Шелконогов обратил ко мне помутневшее горячее лицо:
– Ещё раз!
Я снова сел за стол. Сцепились. Шелконогов обрушился, навалился всем туловищем. В глазах его, диких, как у кота, плавилось бешенство, под напрягшейся кожей ходили желваки. Я с полминуты удерживал яростный напор его слабеющей руки, а потом выкрикнул примирительно:
– Предлагаю ничью! – и первым высвободил руку.
– Ещё! – настырно повторил Шелконогов.
– Ну хватит вам! – с раздражением в голосе произнёс Мултановский. – Насвинячили вроде предостаточно, борцуны, – и брезгливо уронил несколько салфеток в лужу апельсинового сока. Они даже не размокли, а растаяли, словно были из снега.
Я заметил, что под столом валяется четвертинка бумаги, очень похожая на ту, что передал мне Мултановский. Поднял её, но размашистого номера не увидел. Вместо него глаз наткнулся на отпечатанные жирным шрифтом слова, показавшиеся мне жутковато-нелепыми: “Иисус № 43”.
С недоумением я развернул лист. Пыльный след подошвы шёл через бухгалтерскую экселевскую таблицу: “Голубок”, “Бант малый”, “Бант большой”, “Ангел малый”, “Ангел большой”, “Крест средний ажурный № 63”, “Крест узкий с распятием № 64”, “Крест № 82 с распятием и вензелем”, “Роза в руке”, “Свеча № 20”, “Свеча № 40”, “Свеча № 60”.
Это был тот самый листок со списком фурнитуры для гробов.
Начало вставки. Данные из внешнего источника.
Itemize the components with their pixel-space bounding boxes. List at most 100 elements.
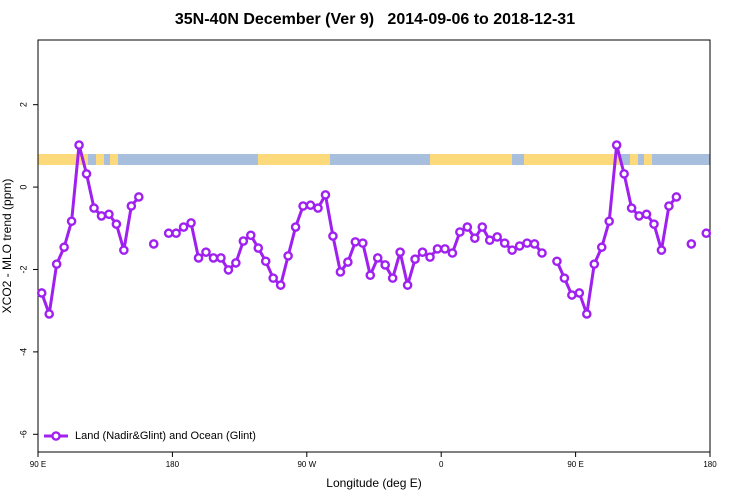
x-axis-label: Longitude (deg E): [326, 476, 421, 490]
data-point: [432, 244, 443, 254]
data-point: [395, 247, 405, 257]
data-point: [275, 280, 286, 290]
data-point: [387, 273, 398, 283]
data-point: [499, 238, 510, 248]
data-point: [81, 169, 92, 179]
land-band: [258, 154, 330, 165]
x-tick-label: 90 E: [30, 460, 46, 469]
data-point: [447, 248, 458, 258]
land-band: [110, 154, 118, 165]
y-tick-label: 2: [18, 102, 28, 107]
data-point: [611, 140, 622, 150]
data-point: [701, 228, 712, 239]
data-point: [626, 203, 637, 213]
data-point: [89, 203, 99, 213]
data-point: [559, 273, 570, 283]
data-point: [290, 222, 301, 232]
data-point: [492, 232, 503, 242]
data-point: [36, 288, 47, 298]
data-point: [350, 237, 361, 247]
data-point: [231, 258, 241, 268]
data-point: [59, 242, 69, 253]
data-point: [455, 227, 465, 237]
data-point: [574, 288, 585, 298]
data-point: [74, 140, 84, 150]
data-point: [522, 238, 532, 248]
data-point: [641, 209, 652, 220]
data-point: [268, 273, 279, 283]
data-point: [410, 254, 420, 264]
data-point: [357, 238, 368, 248]
legend-label: Land (Nadir&Glint) and Ocean (Glint): [75, 430, 256, 442]
data-point: [96, 211, 107, 221]
data-point: [552, 256, 562, 267]
x-tick-label: 180: [166, 460, 180, 469]
data-point: [44, 309, 55, 319]
data-point: [365, 270, 376, 281]
data-point: [529, 239, 540, 249]
data-point: [245, 230, 256, 241]
data-point: [664, 201, 674, 211]
data-point: [171, 228, 181, 239]
land-band: [96, 154, 104, 165]
data-point: [469, 233, 480, 243]
x-tick-label: 90 W: [297, 460, 316, 469]
data-point: [582, 309, 592, 319]
data-point: [148, 239, 159, 249]
data-point: [178, 222, 189, 232]
data-point: [649, 219, 659, 229]
data-point: [66, 216, 77, 227]
data-point: [671, 192, 682, 202]
data-point: [298, 201, 308, 211]
data-point: [596, 242, 607, 253]
data-point: [507, 245, 517, 255]
data-point: [216, 253, 226, 263]
data-point: [193, 253, 204, 263]
data-point: [417, 247, 428, 257]
data-point: [425, 252, 435, 262]
data-point: [372, 253, 383, 263]
legend-marker: [51, 431, 61, 441]
data-point: [477, 222, 488, 232]
x-tick-label: 0: [439, 460, 444, 469]
series-line: [42, 145, 707, 314]
data-point: [335, 267, 346, 277]
land-band: [430, 154, 512, 165]
ocean-band: [38, 154, 710, 165]
data-point: [604, 216, 615, 227]
data-point: [208, 253, 219, 263]
data-point: [343, 257, 353, 267]
data-point: [484, 235, 495, 246]
y-tick-label: -2: [18, 265, 28, 273]
land-ocean-strip: [38, 154, 710, 165]
y-axis-label: XCO2 - MLO trend (ppm): [0, 179, 14, 314]
data-point: [119, 245, 129, 255]
data-point: [537, 248, 547, 258]
land-band: [630, 154, 638, 165]
data-point: [656, 245, 667, 255]
data-point: [163, 228, 174, 239]
y-tick-label: -4: [18, 348, 28, 356]
data-point: [126, 201, 137, 211]
data-point: [440, 244, 450, 254]
data-point: [634, 211, 644, 221]
data-point: [380, 260, 391, 270]
land-band: [644, 154, 652, 165]
data-point: [619, 169, 629, 179]
data-point: [283, 251, 293, 261]
x-tick-label: 180: [703, 460, 717, 469]
y-tick-label: 0: [18, 185, 28, 190]
data-point: [514, 241, 525, 251]
y-tick-label: -6: [18, 430, 28, 438]
data-point: [253, 243, 264, 253]
data-point: [567, 290, 577, 300]
data-point: [320, 190, 331, 200]
land-band: [524, 154, 620, 165]
data-point: [328, 231, 338, 241]
data-point: [201, 247, 211, 257]
data-point: [186, 218, 196, 228]
land-band: [38, 154, 88, 165]
data-point: [462, 222, 473, 232]
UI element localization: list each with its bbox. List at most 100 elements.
А номер Пенушкина был записан с обратной стороны.
Я поднял голову и увидел Шелконогова. Он постоял передо мной, а затем несильно, двумя пальцами, смазал меня по подбородку:
– А в поддавки будешь со своей тёлкой играть! Уразумел, сынок? – с презрением сказал он.
Я вместе с креслом подался назад, лихорадочно пытаясь сообразить, как отреагировать на эту полупощёчину. Затевать драку с Шелконоговым было, пожалуй, чревато. Челюсть только-только перестала ныть.
– Вы чего, мужики?! – расторопно влетел между нами Чернаков. – Напились?
– Посидели, называется, – заворчал уже Мултановский. – Щас все тут передерутся! Сергей, думаю, расходиться пора!
– Зря тебя Никитос пожалел, – жёстко договорил Шелконогов. – А нельзя жалеть. Особенно таких, как ты. Намёк понял?
– Понял, – я посмотрел ему в глаза и терпеливо не отводил взгляд, пока Шелконогов сам не отвернулся.
*****
В одной из постельных бесед Алина между делом помянула некую психологическую теорию, утверждающую, что любимая сказка из детства закладывает жизненный сценарий. Готов согласиться, но с небольшой поправкой: не сказка, а игра; и не любимая, а та, в которую принудили играть. Кому-то навсегда достались прятки, кому-то салочки, казаки-разбойники, дочки-матери. А мне пяти лет от роду выпало копать на игрушечном погосте маленькой харизматичной похоронщицы Лиды-Лизы. С той детсадовской поры заложенный в подкорку кладбищенский сценарий не отпускал меня, украдкой вёл по жизни прямо к месту моего предназначения.
При этом не так уж и много их было – кладбищ: детсадовское Лиды-Лизино, кладбище возле пионерского лагеря “Ромашка”, куда я наведался ночью в компании со старшими Якушевыми, зимний кошмар у посёлка Мущино, где я долбил первую могилу…
Помню также сквер в Рыбнинске по улице Ольховской в нескольких автобусных остановках от нашего дома. Бабушка Вера сквер этот не жаловала, однако в моём дошкольном детстве мы частенько бывали там. Неподалёку находилась поликлиника, и мы вынужденно прогуливались по ухоженным аллеям в ожидании дедушки Лёни – он ходил на какие-то прогревания.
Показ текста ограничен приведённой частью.